This document gives a short introduction into the possibilities of backbone assemblies and how to use them most effectively.
What are backbones?
Backbones in the terminology of MIRA are sequences to which shotgun sequences are assembled to.
What sequences can be used as backbones?
Any valid DNA/RNA sequence in CAF, FASTA, EXP or Genbank (gbk, gbf) format can be used. In genome assembly backbone sequences can be, for examples, partly finished results of previous assemblies or even completed genomes of a closely related strain or species. In EST assembly, validated full length cDNA sequences are often used as backbones.
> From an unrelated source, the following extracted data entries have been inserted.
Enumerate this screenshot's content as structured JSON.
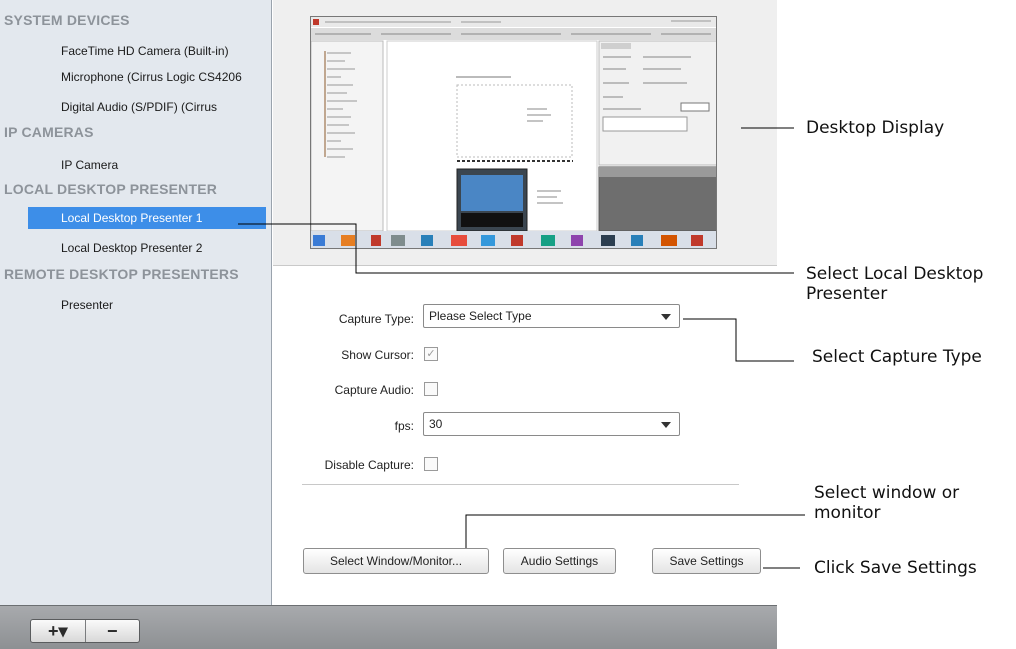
{
  "sidebar": {
    "groups": [
      {
        "title": "SYSTEM DEVICES",
        "items": [
          "FaceTime HD Camera (Built-in)",
          "Microphone (Cirrus Logic CS4206",
          "Digital Audio (S/PDIF) (Cirrus"
        ]
      },
      {
        "title": "IP CAMERAS",
        "items": [
          "IP Camera"
        ]
      },
      {
        "title": "LOCAL DESKTOP PRESENTER",
        "items": [
          "Local Desktop Presenter 1",
          "Local Desktop Presenter 2"
        ]
      },
      {
        "title": "REMOTE DESKTOP PRESENTERS",
        "items": [
          "Presenter"
        ]
      }
    ],
    "selected_item": "Local Desktop Presenter 1"
  },
  "toolbar": {
    "add_label": "+▾",
    "remove_label": "−"
  },
  "form": {
    "capture_type_label": "Capture Type:",
    "capture_type_value": "Please Select Type",
    "show_cursor_label": "Show Cursor:",
    "show_cursor_checked": true,
    "capture_audio_label": "Capture Audio:",
    "capture_audio_checked": false,
    "fps_label": "fps:",
    "fps_value": "30",
    "disable_capture_label": "Disable Capture:",
    "disable_capture_checked": false
  },
  "buttons": {
    "select_window": "Select Window/Monitor...",
    "audio_settings": "Audio Settings",
    "save_settings": "Save Settings"
  },
  "annotations": {
    "desktop_display": "Desktop Display",
    "select_presenter": "Select Local Desktop Presenter",
    "select_capture_type": "Select Capture Type",
    "select_window": "Select window or monitor",
    "save_settings": "Click Save Settings"
  },
  "colors": {
    "selection": "#3d8ee8",
    "sidebar_bg": "#e3e8ee",
    "group_header": "#8d939a"
  }
}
Note that when using CAF files, the structure of the backbones is kept, i.e., contigs in the CAF file remain contigs and do include all the read sequences that they are consisting of (single reads remain, of course, single reads).
What ancillary information is loaded together with backbone sequences?
Basically, everything which is present in the file type of the backbone sequences is loaded:
for FASTA, this is of course, only the sequence itself.
for Genbank, this is the sequence and additionally, all features of the sequence (genes, CDSs, RNAs etc.) are translated into Staden package and MIRA compatible tags.
for EXP, everything is imported (sequence, quality values, clippings
Please note that no computational operation like clipping etc. is applied to loaded backbone sequences, they are used as is.